According to the former World Bank president the bank's economists predict unless the situation turns around in 2008 74% of the Palestinians will be living beneath the poverty line and unemployment will reach 47%.

He attributes a large part of the tremendous economic damage caused to the Palestinians to a systematic violation of commitments by Israel regarding the Gaza Strip border crossings and freedom of movement in the West Bank. Wolfensohn stressed the Palestinian Authority provides 60% of the health and education services and that the U.N. and voluntary organizations can not replace it. He said due to fear of American sanctions banks throughout the world refuse to transfer money to the PA or even directly to its employees.

"We must ask ourselves whether humanitarian aid is enough to bring us to the desired goal - a two-state solution - as the Road Map says," Wolfensohn concluded his latest report. He noted that in recent years the international community allocated an annual sum of some two billion dollars as aid to the Palestinians, hoping it would help build effective institutions and a thriving economy, on the way to establishing a viable state. [All that money down the drain for nothing. CiJ]

"Are we going to give all that up now," he asks, alluding to the policy of completely boycotting the Hamas government, " or will we find a way that will allow us to work in the framework of the law and the policy, while continuing to support building a democratic and responsible administration, that can act to realize the dream of peace and security for the two peoples." [No sense in throwing good money after bad. Kind of reminds me of one of my old bosses.

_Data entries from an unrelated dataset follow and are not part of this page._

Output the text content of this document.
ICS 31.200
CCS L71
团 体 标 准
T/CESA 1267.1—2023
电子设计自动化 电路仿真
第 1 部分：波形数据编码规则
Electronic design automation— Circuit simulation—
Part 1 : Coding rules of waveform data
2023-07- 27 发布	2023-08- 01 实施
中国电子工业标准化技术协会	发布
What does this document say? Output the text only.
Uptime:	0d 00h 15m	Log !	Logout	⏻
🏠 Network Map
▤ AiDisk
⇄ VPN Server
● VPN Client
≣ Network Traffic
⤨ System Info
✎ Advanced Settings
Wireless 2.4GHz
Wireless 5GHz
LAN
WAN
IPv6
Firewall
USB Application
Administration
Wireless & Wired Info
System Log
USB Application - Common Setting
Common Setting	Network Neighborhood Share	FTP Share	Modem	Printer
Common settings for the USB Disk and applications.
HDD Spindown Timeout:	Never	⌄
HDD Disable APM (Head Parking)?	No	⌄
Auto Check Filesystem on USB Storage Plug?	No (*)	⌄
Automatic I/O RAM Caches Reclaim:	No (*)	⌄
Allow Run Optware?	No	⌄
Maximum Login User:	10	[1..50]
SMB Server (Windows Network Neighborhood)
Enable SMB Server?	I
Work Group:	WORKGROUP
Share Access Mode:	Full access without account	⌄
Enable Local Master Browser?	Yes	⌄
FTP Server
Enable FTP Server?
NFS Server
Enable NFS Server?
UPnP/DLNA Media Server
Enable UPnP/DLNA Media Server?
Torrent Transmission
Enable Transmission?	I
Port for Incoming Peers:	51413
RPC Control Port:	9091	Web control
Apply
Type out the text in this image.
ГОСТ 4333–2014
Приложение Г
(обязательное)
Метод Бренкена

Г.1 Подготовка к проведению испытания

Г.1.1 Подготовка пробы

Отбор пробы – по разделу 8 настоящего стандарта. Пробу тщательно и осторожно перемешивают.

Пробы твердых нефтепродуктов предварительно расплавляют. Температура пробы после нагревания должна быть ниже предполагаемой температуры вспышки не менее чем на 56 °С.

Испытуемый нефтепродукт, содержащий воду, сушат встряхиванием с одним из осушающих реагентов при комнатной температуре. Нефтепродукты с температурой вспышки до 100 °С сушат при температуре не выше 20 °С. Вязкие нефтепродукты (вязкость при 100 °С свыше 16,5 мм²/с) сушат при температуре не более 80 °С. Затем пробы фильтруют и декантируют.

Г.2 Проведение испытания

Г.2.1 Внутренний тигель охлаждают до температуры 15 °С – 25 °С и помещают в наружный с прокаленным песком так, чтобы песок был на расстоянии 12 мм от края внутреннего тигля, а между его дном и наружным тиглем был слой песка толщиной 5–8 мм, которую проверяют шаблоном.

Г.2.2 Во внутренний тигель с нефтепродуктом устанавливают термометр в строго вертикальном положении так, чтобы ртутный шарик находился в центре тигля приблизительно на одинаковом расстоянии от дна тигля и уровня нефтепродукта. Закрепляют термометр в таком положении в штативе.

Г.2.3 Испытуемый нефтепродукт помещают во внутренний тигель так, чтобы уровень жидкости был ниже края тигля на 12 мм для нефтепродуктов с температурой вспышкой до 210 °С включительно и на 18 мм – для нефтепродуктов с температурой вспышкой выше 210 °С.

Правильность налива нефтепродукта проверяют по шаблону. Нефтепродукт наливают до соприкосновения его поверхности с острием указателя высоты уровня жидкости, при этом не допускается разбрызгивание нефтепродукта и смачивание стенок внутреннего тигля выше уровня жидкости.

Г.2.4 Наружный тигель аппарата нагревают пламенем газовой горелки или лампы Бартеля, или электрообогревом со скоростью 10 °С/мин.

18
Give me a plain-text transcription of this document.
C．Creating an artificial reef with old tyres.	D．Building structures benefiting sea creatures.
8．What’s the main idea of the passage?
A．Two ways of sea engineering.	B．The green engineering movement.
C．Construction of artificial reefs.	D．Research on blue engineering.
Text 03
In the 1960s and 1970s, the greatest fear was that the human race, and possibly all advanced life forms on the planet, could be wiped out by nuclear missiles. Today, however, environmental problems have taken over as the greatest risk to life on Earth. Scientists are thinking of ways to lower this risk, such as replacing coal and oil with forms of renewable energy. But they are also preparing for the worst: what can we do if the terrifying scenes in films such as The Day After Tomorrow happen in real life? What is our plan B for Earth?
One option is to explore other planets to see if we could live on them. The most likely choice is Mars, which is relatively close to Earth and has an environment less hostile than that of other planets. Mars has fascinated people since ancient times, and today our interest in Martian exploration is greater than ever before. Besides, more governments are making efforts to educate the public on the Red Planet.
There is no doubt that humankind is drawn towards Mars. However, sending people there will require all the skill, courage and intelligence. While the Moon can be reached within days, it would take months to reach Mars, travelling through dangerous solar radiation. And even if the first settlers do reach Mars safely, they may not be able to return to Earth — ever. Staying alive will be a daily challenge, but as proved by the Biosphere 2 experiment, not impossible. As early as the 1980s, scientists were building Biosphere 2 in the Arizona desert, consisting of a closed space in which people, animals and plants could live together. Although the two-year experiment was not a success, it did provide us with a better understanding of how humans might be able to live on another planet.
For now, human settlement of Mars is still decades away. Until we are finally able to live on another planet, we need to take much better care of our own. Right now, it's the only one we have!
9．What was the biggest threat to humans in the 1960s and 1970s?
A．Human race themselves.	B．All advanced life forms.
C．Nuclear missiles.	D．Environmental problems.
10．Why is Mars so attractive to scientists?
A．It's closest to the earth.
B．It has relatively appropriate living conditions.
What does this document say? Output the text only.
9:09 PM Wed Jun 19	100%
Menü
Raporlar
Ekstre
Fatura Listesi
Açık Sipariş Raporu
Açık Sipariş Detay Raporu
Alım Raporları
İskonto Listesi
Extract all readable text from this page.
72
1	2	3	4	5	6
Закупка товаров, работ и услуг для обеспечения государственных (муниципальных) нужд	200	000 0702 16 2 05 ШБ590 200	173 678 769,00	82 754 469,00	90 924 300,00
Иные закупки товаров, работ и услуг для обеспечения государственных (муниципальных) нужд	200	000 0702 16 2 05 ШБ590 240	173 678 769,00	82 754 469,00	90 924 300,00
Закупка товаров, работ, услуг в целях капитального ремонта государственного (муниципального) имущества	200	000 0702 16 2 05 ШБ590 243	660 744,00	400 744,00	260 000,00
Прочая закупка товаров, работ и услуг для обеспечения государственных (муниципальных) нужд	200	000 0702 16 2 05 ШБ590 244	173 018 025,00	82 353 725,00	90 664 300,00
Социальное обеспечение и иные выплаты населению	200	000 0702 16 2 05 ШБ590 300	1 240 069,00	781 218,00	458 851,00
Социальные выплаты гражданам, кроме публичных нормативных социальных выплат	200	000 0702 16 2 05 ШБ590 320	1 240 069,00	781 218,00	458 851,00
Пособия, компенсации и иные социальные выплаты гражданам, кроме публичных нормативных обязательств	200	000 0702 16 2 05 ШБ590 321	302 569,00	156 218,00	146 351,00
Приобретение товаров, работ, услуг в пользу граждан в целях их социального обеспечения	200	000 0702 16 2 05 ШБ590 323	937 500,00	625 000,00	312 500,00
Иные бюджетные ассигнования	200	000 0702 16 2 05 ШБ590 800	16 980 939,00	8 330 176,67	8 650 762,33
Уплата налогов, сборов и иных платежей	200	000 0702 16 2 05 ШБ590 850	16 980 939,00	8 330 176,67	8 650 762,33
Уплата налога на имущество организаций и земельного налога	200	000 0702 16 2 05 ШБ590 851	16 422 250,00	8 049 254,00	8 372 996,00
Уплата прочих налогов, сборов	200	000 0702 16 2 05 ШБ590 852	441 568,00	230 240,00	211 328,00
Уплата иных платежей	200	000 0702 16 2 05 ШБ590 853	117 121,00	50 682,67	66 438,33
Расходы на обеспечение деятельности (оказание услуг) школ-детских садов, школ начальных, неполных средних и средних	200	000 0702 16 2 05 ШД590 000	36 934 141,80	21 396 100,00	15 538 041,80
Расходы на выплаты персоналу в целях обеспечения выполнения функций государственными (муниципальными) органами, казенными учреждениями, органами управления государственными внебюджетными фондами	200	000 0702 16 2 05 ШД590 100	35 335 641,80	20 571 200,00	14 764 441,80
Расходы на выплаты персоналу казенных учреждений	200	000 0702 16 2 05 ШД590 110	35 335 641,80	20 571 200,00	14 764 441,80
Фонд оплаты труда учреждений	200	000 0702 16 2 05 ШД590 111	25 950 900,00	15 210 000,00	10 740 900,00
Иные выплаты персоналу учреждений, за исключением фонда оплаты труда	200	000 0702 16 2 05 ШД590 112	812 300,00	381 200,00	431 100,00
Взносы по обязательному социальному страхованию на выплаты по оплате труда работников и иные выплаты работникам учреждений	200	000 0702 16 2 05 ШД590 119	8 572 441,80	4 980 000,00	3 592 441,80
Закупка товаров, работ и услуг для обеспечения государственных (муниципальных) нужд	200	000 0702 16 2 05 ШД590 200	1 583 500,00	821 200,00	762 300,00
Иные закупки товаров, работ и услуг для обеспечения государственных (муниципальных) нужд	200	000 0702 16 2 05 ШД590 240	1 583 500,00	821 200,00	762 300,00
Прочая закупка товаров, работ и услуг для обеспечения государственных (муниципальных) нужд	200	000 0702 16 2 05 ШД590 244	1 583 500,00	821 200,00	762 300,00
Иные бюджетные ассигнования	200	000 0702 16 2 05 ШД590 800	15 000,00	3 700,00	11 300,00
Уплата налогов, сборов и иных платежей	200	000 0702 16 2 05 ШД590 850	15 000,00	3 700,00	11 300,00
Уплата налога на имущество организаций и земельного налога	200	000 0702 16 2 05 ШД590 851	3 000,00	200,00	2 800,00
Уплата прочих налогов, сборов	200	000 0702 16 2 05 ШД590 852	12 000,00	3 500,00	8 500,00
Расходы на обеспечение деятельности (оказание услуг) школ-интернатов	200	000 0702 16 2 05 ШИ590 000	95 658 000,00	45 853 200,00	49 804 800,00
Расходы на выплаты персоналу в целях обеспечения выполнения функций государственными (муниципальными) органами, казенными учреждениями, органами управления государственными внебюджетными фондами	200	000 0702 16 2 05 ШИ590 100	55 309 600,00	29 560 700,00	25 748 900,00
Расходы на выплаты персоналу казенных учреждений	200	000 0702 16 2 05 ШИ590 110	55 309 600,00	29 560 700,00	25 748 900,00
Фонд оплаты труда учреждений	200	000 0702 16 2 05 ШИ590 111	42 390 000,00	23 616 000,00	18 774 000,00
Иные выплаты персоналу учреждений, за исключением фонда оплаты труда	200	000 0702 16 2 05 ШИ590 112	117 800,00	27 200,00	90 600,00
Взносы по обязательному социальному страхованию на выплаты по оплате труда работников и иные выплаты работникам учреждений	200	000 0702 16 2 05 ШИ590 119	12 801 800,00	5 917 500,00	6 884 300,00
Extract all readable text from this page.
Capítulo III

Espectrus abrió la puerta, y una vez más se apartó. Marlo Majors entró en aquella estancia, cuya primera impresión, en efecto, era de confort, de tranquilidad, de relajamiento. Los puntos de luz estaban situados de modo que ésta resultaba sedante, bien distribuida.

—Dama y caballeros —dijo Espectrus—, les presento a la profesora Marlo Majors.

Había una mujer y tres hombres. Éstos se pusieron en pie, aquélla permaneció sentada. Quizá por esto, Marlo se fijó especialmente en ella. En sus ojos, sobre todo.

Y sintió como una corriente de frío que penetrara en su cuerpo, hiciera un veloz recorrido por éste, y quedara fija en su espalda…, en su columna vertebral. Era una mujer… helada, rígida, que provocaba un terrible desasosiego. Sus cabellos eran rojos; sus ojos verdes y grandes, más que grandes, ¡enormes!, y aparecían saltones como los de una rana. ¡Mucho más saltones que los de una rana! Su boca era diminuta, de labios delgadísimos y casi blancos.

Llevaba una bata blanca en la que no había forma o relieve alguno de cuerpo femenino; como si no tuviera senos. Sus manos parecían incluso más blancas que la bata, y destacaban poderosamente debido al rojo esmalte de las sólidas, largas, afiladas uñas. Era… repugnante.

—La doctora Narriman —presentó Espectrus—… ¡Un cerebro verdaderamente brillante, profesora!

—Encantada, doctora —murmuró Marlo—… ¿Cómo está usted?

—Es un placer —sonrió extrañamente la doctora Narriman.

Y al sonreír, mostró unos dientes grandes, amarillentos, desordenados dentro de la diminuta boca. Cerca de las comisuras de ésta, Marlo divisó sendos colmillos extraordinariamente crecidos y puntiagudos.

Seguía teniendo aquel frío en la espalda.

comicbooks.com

When I discovered that a client had forged documents - the receipt for the only sale of goods he had in the previous five years - and suggested to the boss that the client be dropped, his reaction was "but we've put so much time into this already." Maybe that's why he's a multi-millionaire and I'm still just an honest lawyer. CiJ].
The possibility that the 'Palestinians' are more interested in destroying another state - Israel - rather than creating their own has apparently never dawned on Wolfensohn.

Here are Wolfensohn's parting shots:

"The Palestinians need to understand that it is not business as usual," Wolfensohn told the news conference, adding in a reference to Hamas, "Here you have a Palestinian group which has said it wants to destroy its neighbor. [How are the 'Palestinians' going to understand that if the world keeps throwing money at them regardless of what they do? CiJ]

"I guess if Canada did that to the United States, or New Zealand did it to Australia, the reaction would not be very [positive]," he said.

Speaking in Washington on Monday, Wolfensohn said he had made "quite a lot of progress" in promoting economic development of Gaza after the Israelis withdrew in September of last year. [Was that before or after the 'Palestinians' trashed the greenhouses that Wolfensohn and Bill Gates bought for them? CiJ]

But he said that given Hamas' accession to power after its surprise win in January's Palestinian elections, "the political events are such that I think the issues are above my pay grade".

"With the government of Hamas having taken over with the Palestinians, it's a very difficult movement to be able to try and negotiate any independent type of arrangements," Wolfensohn said.

Wolfensohn, who had frequently complained of being "disenfranchised" in his Gaza role and threatened to quit, left with a warning that the West should not consider trying to starve the Hamas-led Palestinians into submission.

"I don't think anyone in the quartet believes that to be the policy - although, sometimes, it is made to appear that that is what it is," he said. "I think that's a losing gambit."[What does he suggest? Keep giving them tough love until they come around? Why would they? CiJ].